StrengthCoach.com: Go here to stand on the shoulders of giants!

All of this stems from a foundational in-depth understanding of functional anatomy, the neuromuscular system, and  biomechanics, coupled with a sound comprehension of strength and conditioning methodology and programming, and finally, with countless hours of experience. This is certainly no easy task, which is why the drop-out rate in our profession is so high. So how do you stay on top of everything to keep up with modern changes? I think Mike Boyle said it best in his “State of the Industry” talk:

“Watch, read, and attend.”

This means watch as many DVDs as you can, read as many books as you can, and attend as many seminars as you can. I’d also add in to observe as many other professionals as possible, seek out and learn from great mentors, and surround yourself with as many like-minded people as possible.

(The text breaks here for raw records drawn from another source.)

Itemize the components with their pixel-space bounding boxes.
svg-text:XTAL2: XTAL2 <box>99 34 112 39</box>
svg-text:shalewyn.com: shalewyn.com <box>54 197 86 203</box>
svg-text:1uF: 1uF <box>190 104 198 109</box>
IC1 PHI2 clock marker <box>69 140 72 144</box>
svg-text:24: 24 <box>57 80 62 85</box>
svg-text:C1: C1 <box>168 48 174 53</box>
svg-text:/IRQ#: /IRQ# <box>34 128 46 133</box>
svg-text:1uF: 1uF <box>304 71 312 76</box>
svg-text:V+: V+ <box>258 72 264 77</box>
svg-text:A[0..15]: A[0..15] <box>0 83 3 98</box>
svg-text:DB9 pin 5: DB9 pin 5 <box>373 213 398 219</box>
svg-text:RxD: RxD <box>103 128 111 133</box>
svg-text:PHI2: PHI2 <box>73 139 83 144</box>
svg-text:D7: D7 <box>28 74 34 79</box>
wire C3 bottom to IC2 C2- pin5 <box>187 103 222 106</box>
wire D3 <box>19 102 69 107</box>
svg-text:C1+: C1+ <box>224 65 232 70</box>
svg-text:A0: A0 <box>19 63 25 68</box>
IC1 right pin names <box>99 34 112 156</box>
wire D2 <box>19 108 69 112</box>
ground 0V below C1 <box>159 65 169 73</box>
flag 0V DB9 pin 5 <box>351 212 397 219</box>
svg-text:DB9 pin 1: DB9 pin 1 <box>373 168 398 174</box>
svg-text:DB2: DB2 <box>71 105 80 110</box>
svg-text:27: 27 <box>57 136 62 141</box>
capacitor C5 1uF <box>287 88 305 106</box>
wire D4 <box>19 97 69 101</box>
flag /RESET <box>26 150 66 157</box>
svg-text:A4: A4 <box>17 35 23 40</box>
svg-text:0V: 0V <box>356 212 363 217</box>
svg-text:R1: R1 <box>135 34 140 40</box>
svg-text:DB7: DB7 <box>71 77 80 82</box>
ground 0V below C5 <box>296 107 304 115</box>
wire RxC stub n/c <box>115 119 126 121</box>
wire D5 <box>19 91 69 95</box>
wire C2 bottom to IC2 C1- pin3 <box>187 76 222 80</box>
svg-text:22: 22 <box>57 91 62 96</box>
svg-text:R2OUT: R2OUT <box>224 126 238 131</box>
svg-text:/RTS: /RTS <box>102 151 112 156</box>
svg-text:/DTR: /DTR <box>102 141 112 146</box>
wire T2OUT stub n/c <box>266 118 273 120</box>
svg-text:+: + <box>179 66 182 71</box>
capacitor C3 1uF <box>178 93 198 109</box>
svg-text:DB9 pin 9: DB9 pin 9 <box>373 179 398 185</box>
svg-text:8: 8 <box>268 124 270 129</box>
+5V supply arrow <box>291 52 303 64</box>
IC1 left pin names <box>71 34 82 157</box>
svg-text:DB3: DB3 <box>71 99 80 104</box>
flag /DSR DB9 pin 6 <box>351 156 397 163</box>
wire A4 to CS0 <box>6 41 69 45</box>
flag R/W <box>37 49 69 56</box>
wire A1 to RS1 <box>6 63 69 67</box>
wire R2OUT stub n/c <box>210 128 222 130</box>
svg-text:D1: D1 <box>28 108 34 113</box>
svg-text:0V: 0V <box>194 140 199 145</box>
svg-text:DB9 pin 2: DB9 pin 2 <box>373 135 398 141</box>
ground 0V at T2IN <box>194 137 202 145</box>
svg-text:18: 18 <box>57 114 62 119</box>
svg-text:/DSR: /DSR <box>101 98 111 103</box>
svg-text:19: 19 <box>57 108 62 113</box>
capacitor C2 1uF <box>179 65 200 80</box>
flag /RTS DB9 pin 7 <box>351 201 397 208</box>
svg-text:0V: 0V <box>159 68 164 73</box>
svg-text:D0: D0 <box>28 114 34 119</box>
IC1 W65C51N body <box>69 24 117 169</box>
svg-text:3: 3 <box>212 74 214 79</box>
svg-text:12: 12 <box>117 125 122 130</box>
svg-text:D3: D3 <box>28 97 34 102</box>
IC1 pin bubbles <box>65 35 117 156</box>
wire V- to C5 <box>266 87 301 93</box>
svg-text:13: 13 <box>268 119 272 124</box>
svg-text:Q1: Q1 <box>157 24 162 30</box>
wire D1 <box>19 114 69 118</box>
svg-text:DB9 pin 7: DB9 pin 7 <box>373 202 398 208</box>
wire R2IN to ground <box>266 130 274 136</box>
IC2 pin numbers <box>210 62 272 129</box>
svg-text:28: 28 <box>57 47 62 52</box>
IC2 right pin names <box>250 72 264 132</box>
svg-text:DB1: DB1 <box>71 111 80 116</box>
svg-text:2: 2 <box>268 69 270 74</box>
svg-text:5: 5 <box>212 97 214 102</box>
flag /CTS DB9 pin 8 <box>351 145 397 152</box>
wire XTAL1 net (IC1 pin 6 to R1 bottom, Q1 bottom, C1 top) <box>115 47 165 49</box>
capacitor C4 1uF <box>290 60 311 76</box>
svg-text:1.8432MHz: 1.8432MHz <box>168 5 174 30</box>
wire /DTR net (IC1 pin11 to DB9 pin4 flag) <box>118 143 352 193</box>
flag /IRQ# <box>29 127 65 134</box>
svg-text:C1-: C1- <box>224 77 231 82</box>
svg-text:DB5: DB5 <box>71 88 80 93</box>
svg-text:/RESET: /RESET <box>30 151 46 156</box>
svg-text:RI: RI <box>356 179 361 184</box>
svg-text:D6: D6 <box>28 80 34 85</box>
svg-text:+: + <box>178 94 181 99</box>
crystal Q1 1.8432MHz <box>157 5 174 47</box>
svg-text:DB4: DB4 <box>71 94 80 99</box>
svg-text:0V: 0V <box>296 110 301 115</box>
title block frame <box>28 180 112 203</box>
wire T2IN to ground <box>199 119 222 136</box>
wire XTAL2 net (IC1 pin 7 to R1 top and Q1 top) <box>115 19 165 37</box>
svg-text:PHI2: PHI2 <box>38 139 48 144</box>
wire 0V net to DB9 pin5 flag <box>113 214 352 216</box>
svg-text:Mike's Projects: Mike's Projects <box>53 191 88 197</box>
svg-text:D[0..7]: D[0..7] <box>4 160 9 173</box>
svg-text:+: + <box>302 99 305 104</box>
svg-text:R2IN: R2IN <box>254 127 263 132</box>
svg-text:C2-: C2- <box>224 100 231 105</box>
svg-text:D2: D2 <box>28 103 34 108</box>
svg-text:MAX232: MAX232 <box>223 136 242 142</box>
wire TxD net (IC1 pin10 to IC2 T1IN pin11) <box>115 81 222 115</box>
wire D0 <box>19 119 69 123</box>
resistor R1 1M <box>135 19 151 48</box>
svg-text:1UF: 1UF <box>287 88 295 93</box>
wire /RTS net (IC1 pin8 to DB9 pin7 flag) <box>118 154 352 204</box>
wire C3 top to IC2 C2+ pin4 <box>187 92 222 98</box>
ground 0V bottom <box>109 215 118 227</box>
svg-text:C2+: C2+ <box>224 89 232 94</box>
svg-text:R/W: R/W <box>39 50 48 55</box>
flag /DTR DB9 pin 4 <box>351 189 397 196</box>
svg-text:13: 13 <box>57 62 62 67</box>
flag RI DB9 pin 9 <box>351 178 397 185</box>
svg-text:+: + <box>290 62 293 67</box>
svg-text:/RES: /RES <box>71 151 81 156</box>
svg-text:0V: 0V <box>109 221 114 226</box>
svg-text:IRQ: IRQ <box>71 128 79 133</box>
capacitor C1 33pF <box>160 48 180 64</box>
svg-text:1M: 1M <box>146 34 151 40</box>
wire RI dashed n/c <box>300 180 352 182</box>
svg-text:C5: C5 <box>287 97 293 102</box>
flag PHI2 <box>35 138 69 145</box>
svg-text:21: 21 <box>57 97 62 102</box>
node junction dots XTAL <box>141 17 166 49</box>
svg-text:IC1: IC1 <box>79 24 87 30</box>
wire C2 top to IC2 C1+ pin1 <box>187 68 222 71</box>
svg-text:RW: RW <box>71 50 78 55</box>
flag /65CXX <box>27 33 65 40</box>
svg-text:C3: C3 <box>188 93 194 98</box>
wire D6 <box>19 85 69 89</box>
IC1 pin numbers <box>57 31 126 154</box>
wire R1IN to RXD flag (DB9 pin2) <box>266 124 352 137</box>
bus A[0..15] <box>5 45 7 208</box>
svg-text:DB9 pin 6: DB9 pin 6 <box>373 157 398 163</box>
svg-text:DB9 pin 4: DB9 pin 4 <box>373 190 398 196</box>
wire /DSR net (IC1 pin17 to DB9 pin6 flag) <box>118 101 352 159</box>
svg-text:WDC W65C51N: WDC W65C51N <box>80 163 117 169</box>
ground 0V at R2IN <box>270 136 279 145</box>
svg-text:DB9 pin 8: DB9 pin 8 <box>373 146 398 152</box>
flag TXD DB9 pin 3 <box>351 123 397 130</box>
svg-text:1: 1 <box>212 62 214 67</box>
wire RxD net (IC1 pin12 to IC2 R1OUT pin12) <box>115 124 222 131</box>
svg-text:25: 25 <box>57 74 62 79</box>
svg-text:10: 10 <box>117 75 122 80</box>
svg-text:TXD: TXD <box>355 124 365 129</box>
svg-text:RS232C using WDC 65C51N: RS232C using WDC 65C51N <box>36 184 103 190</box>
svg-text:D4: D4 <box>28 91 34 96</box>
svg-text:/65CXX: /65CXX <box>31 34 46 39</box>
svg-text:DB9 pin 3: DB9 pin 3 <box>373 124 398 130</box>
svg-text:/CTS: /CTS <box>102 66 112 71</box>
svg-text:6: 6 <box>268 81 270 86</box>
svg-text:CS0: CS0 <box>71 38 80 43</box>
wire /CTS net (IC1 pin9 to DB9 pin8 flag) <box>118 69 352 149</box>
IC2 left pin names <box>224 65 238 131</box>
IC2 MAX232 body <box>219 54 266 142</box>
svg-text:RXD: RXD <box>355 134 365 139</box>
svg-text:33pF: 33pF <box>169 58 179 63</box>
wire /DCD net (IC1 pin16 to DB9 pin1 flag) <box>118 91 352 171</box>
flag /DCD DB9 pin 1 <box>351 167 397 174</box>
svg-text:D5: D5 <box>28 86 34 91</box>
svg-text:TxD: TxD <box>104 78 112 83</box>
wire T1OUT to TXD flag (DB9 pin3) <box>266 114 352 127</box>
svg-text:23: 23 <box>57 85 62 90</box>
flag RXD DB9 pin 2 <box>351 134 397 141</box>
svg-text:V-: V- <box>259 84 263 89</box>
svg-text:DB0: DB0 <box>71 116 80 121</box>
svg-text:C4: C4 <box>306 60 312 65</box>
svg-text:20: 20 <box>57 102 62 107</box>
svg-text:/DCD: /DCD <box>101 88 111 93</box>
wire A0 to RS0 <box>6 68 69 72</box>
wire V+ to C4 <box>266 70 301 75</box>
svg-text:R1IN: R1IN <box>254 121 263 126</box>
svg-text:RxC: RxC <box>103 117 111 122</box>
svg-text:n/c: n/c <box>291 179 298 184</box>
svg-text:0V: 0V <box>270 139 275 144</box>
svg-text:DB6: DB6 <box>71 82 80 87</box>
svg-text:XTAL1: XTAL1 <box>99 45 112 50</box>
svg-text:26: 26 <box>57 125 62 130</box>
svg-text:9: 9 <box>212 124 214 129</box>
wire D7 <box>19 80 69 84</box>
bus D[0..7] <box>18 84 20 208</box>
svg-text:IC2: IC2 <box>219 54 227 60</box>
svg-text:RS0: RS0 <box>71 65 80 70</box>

I’ve been fortunate to learn from some of the best. I’m permanently indebted to Mike Boyle (who has been training athletes for longer than I’ve been alive) and Eric Cressey for all the guidance they’ve provided me over the last few years, and am incredibly thankful to have other mentors like Chris Boyko, Brijesh Patel, Sean Skahan, Mike Potenza, and most recently Charlie Weingroff to help guide me along the way. Nothing I’ve done in the past or plan to do in the future would be possible without those guys. The collective wisdom of this group is astronomical.

One slice a day keeps the ego away

Regardless of what you do, it’s likely you’ll have more people telling you why you can’t or shouldn’t than telling you why you can or should. Surrounding yourself with like-minded people is key for your development, and for your sanity. Doing things on your own is tough. When I first started at Endeavor, the rest of the training staff was pretty much gutted, leaving me on my own. As I’ve slowly rebuilt a staff I can trust, I continue to get the same feedback from them, that they love being here because everyone is so passionate about the field. In truth, I’m lucky to have them around. Being surrounded by passionate people helps keep you motivated; it also broadens the range of information you’re exposed to as everyone has different backgrounds and seeks out different information.

I’ve learned a lot in my first few years in the field, but more than anything I’ve learned that I’ll never stop learning; that’s what makes this so much fun. Mike Boyle once said “I’m not young enough to know everything.” I think there’s a profound wisdom in those words.

The modern strength coach, amongst other things, is ever growing.